The Bog Turtle is a diminutive species native to the eastern United States that is quickly recognized by the distinctive yellow, orange, pink, or red patches that adorn the sides of its head. This dark mahogany-colored beauty holds the title as the smallest turtle in the country, typically ranging just 3 to 4.5 inches in length. The Bog Turtle is well adapted to a semi aquatic lifestyle in shallow wetlands, where its low profile facilitates movement through dense vegetation, muck, and subterranean tunnels.

The Turtle Survival Alliance-North American Freshwater Turtle Research Group (TSA-NAFTRG) works with this charming yet Critically Endangered turtle species in northern New Jersey, where we commenced a radio telemetry study in the spring of 2023 to gather year-round data on turtle locations, ecology, and critical life histories such as behavior, unique home ranges, nesting sites, and overwintering hibernacula. 

A Bog Turtle in its wetland habitat in New Jersey. Photo by Joe Pignatelli.

Additionally, Turtle Survival Alliance supports Bog Turtle research and conservation efforts through the Turtle Survival Alliance/Zoo Knoxville Bern Tryon Southern Bog Turtle Fund, like the work of Mike Knoerr and JJ Apodaca at multiple wetlands in North Carolina. Furthermore, the Bog Turtle is one of the five focal species of the Turtle Survival Alliance-hosted Association of Zoos and Aquariums’ Saving Animals From Extinction (AZA SAFE): American Turtle Program.

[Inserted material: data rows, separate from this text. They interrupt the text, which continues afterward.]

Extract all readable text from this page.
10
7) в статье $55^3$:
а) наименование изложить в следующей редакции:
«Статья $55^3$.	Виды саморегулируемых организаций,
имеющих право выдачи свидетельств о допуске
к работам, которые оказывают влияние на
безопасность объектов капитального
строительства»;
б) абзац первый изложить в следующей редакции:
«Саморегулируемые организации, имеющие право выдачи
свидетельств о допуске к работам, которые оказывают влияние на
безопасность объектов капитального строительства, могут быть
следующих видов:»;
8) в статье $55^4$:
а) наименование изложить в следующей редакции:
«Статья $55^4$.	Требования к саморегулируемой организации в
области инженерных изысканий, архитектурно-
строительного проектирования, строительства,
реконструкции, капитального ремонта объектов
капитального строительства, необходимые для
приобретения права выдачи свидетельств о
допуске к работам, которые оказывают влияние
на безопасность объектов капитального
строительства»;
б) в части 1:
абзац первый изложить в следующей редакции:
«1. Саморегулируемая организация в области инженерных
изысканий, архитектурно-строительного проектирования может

Our Bog Turtle research effort in New Jersey is supported and permitted by New Jersey Fish & Wildlife and funded by TC Energy. Special thanks to Laura Ware-MacNeil and Brian Zarate.

The work we support in North Carolina through the Bern Tryon Southern Bog Turtle Fund is a collaboration between Tangled Bank Conservation, Amphibian and Reptile Conservancy, North Carolina Wildlife Resources Commission, United States Fish & Wildlife Service, and The Nature Conservancy.

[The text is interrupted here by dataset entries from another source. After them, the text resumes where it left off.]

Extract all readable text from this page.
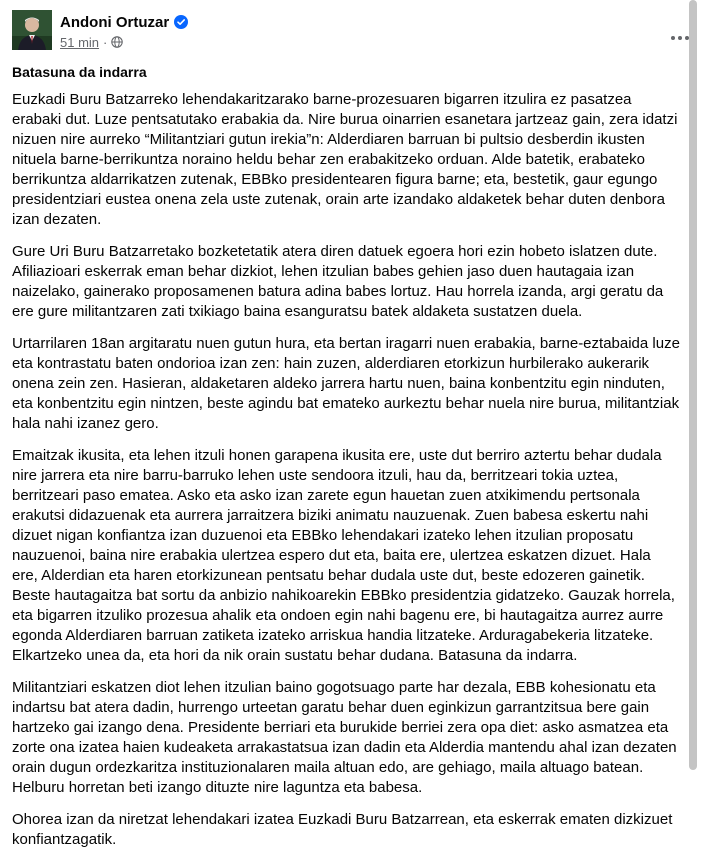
Andoni Ortuzar
51 min ·
Batasuna da indarra

Euzkadi Buru Batzarreko lehendakaritzarako barne-prozesuaren bigarren itzulira ez pasatzea erabaki dut. Luze pentsatutako erabakia da. Nire burua oinarrien esanetara jartzeaz gain, zera idatzi nizuen nire aurreko “Militantziari gutun irekia”n: Alderdiaren barruan bi pultsio desberdin ikusten nituela barne-berrikuntza noraino heldu behar zen erabakitzeko orduan. Alde batetik, erabateko berrikuntza aldarrikatzen zutenak, EBBko presidentearen figura barne; eta, bestetik, gaur egungo presidentziari eustea onena zela uste zutenak, orain arte izandako aldaketek behar duten denbora izan dezaten.

Gure Uri Buru Batzarretako bozketetatik atera diren datuek egoera hori ezin hobeto islatzen dute. Afiliazioari eskerrak eman behar dizkiot, lehen itzulian babes gehien jaso duen hautagaia izan naizelako, gainerako proposamenen batura adina babes lortuz. Hau horrela izanda, argi geratu da ere gure militantzaren zati txikiago baina esanguratsu batek aldaketa sustatzen duela.

Urtarrilaren 18an argitaratu nuen gutun hura, eta bertan iragarri nuen erabakia, barne-eztabaida luze eta kontrastatu baten ondorioa izan zen: hain zuzen, alderdiaren etorkizun hurbilerako aukerarik onena zein zen. Hasieran, aldaketaren aldeko jarrera hartu nuen, baina konbentzitu egin ninduten, eta konbentzitu egin nintzen, beste agindu bat emateko aurkeztu behar nuela nire burua, militantziak hala nahi izanez gero.

Emaitzak ikusita, eta lehen itzuli honen garapena ikusita ere, uste dut berriro aztertu behar dudala nire jarrera eta nire barru-barruko lehen uste sendoora itzuli, hau da, berritzeari tokia uztea, berritzeari paso ematea. Asko eta asko izan zarete egun hauetan zuen atxikimendu pertsonala erakutsi didazuenak eta aurrera jarraitzera biziki animatu nauzuenak. Zuen babesa eskertu nahi dizuet nigan konfiantza izan duzuenoi eta EBBko lehendakari izateko lehen itzulian proposatu nauzuenoi, baina nire erabakia ulertzea espero dut eta, baita ere, ulertzea eskatzen dizuet. Hala ere, Alderdian eta haren etorkizunean pentsatu behar dudala uste dut, beste edozeren gainetik. Beste hautagaitza bat sortu da anbizio nahikoarekin EBBko presidentzia gidatzeko. Gauzak horrela, eta bigarren itzuliko prozesua ahalik eta ondoen egin nahi bagenu ere, bi hautagaitza aurrez aurre egonda Alderdiaren barruan zatiketa izateko arriskua handia litzateke. Arduragabekeria litzateke. Elkartzeko unea da, eta hori da nik orain sustatu behar dudana. Batasuna da indarra.

Militantziari eskatzen diot lehen itzulian baino gogotsuago parte har dezala, EBB kohesionatu eta indartsu bat atera dadin, hurrengo urteetan garatu behar duen eginkizun garrantzitsua bere gain hartzeko gai izango dena. Presidente berriari eta burukide berriei zera opa diet: asko asmatzea eta zorte ona izatea haien kudeaketa arrakastatsua izan dadin eta Alderdia mantendu ahal izan dezaten orain dugun ordezkaritza instituzionalaren maila altuan edo, are gehiago, maila altuago batean. Helburu horretan beti izango dituzte nire laguntza eta babesa.

Ohorea izan da niretzat lehendakari izatea Euzkadi Buru Batzarrean, eta eskerrak ematen dizkizuet konfiantzagatik.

  • Pictured: Bog Turtle (Glyptemys muhlenbergii)
  • Countries of Origin: United States
  • Habitat: Stream-, spring-, and seep-fed fens, sedge meadows, sphagnum bogs, marshes, and open shrubby swamps
  • Wild Population: Decreasing; populations highly fragmented estimated population reduction greater than 90%
  • IUCN Red List Status: Critically Endangered
  • Threats: Habitat destruction, alteration, and fragmentation; illegal collection for the pet trade, increased mesopredator population levels

Header image: A hatchling Bog Turtle found in shallow water in North Carolina wetlands. Photo by Mike Knoerr.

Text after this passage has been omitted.